He said the exhumation and reburials of Gukurahundi victims remains top of the NPRC agenda.
Rtd Justice Nare commended Government for working on a policy that would guide the process. “At the moment the policy is being worked on and several stakeholders including the NPRC are involved. It is being spearheaded by the Ministry of Home Affairs and Cultural Heritage. The exhumation and reburial policy that exists only covered episodes that happened up to 1979 but the new policy is holistic as it covers events that occurred after 1980,” said Rtd Justice Nare.
He said once the policy is out and approved by Government, the process of exhumations and reburials will then follow guided by the policy.
“This will see some of the people who were improperly buried being reburied according to their norms and culture,” he said.
Rtd Justice Nare said Zimbabwe needs a healing process as a lot of people are hurt as a result of some unresolved conflicts.
He said before conducting public hearings, the commission needs to counsel victims affected by various conflicts, including Gukurahundi.
Rtd Jutice Nare said counselling enables some victims to openly speak about hurtful things, which is very vital in the healing and reconciliation process.
“If you take into consideration the conflicts that have occurred in the past, you’ll realise that people have been boiling but they have not had an opportunity to open up.
“This is an opportunity for people to open up on something that they were not discussing from the 1980s.

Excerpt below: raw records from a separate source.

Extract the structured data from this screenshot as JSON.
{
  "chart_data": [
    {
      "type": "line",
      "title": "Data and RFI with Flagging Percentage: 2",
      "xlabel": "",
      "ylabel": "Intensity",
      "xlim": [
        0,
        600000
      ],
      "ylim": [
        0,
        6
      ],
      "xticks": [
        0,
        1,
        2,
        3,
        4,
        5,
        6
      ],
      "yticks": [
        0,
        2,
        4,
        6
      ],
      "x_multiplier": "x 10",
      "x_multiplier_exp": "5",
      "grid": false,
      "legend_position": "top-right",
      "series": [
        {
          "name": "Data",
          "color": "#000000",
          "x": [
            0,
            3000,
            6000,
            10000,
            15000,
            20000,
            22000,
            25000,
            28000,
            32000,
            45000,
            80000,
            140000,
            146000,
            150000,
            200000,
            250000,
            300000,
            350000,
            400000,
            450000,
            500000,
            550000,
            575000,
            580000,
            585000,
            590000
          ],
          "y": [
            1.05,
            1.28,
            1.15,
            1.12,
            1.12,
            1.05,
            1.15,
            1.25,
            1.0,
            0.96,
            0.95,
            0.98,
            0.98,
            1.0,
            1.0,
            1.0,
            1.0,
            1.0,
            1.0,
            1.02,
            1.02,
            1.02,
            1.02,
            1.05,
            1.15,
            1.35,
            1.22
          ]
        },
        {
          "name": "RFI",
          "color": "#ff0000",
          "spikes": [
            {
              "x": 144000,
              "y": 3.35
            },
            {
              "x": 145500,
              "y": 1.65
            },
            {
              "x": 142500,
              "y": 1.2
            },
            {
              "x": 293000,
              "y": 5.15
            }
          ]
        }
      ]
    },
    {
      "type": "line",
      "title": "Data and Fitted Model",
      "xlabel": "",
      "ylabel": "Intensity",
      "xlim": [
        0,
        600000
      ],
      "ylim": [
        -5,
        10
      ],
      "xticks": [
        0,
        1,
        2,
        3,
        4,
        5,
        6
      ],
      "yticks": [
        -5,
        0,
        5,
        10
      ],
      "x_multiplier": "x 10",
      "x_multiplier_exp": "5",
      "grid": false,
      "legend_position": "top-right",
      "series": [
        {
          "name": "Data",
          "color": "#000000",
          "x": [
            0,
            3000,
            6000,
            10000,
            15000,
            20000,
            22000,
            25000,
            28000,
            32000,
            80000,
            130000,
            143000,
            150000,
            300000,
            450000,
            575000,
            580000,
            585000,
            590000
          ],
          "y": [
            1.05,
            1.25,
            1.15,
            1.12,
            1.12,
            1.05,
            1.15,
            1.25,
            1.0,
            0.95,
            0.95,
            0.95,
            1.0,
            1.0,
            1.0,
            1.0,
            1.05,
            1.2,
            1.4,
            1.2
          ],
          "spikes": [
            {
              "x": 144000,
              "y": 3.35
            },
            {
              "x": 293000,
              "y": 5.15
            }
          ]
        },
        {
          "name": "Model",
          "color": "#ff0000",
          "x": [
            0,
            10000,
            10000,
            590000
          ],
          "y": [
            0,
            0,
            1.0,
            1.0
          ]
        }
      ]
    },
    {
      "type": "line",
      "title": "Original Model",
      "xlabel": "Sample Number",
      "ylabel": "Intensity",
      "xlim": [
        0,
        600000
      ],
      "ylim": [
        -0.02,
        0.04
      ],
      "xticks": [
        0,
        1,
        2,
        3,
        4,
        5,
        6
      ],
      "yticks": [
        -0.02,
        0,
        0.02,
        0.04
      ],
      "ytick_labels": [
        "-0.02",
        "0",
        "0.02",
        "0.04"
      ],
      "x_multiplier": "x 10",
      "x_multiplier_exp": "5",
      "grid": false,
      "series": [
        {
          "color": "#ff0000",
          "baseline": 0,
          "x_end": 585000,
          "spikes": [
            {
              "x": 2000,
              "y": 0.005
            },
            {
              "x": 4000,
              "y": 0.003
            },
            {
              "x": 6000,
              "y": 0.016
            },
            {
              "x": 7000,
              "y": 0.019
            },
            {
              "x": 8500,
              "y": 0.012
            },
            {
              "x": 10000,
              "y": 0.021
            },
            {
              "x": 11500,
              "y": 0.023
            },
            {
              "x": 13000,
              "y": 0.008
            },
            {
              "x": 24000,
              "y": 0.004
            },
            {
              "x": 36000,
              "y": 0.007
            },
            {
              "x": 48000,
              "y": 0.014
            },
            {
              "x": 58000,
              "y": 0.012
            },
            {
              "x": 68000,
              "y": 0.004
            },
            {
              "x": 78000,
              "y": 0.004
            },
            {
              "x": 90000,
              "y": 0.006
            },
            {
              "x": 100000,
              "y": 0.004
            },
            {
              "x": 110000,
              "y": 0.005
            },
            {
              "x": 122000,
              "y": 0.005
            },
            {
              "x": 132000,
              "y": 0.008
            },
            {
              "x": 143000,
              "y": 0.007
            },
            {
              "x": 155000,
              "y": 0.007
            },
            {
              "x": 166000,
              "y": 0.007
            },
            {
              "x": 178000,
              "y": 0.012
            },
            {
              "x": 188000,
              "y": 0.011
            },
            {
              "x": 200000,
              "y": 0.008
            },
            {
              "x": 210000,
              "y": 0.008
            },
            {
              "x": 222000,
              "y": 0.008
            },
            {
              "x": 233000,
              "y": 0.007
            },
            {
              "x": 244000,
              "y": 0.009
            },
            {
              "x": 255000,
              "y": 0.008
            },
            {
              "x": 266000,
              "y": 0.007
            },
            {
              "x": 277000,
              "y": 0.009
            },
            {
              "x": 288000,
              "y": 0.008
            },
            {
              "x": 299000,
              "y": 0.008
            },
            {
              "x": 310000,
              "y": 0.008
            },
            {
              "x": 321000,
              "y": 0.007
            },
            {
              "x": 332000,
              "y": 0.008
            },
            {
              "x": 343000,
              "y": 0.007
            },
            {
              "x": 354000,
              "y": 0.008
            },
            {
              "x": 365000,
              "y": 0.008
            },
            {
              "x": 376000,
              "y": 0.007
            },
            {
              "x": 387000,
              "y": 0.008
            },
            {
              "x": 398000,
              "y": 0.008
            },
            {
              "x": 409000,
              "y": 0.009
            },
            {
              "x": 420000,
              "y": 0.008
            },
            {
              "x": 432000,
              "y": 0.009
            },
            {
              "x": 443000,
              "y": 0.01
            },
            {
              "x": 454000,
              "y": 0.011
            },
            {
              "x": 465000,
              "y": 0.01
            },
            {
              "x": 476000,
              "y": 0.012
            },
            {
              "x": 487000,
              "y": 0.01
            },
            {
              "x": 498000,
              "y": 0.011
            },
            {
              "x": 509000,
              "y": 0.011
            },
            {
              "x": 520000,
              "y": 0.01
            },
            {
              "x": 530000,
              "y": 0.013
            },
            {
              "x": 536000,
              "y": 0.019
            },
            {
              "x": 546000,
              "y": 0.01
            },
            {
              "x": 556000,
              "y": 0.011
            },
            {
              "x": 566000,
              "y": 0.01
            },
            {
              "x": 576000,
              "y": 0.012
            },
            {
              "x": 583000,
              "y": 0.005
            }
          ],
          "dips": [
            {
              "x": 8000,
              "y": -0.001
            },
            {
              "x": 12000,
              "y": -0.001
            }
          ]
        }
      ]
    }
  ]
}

“We know that some people are going to break down hence offering of psychological social support is important in order to encourage people to open up,” he said.
Rtd Justice Nare said NPRC will continue offering psycho-social support to victims as long as there is need for such a service.
Asked if it was not too late for counselling, Rtd Justice Nare said:
“That sort of thing is continuous, it’s not too late as it were. I think there is time when people need to be counselled, remember when there was this agreement (Unity Accord) between the Presidency in the 1987, the grassroots had not been involved, it was the top hierarchy. It’s the grassroots that must be involved, it’s the grassroots that need to be looked into.”
The High Court in Bulawayo recently dismissed an application by a pressure group, Ibhetshu Likazulu and alleged Gukurahundi survivor Charles Thomas to block exhumation and reburials of Gukurahundi victims.
The applicants had rushed to the courts claiming that President Mnangagwa, Home Affairs and Cultural Heritage Minister Kazembe Kazembe and Ms Jenny Williams of Matabeleland Collective wanted Government to illegally exhume and rebury Gukurahundi victims.
Justice Martin Makonese threw out the applicants’ case for being presumptuous and premature as there was no evidence that Government wanted to rush exhumations and reburials of Gukurahundi victims.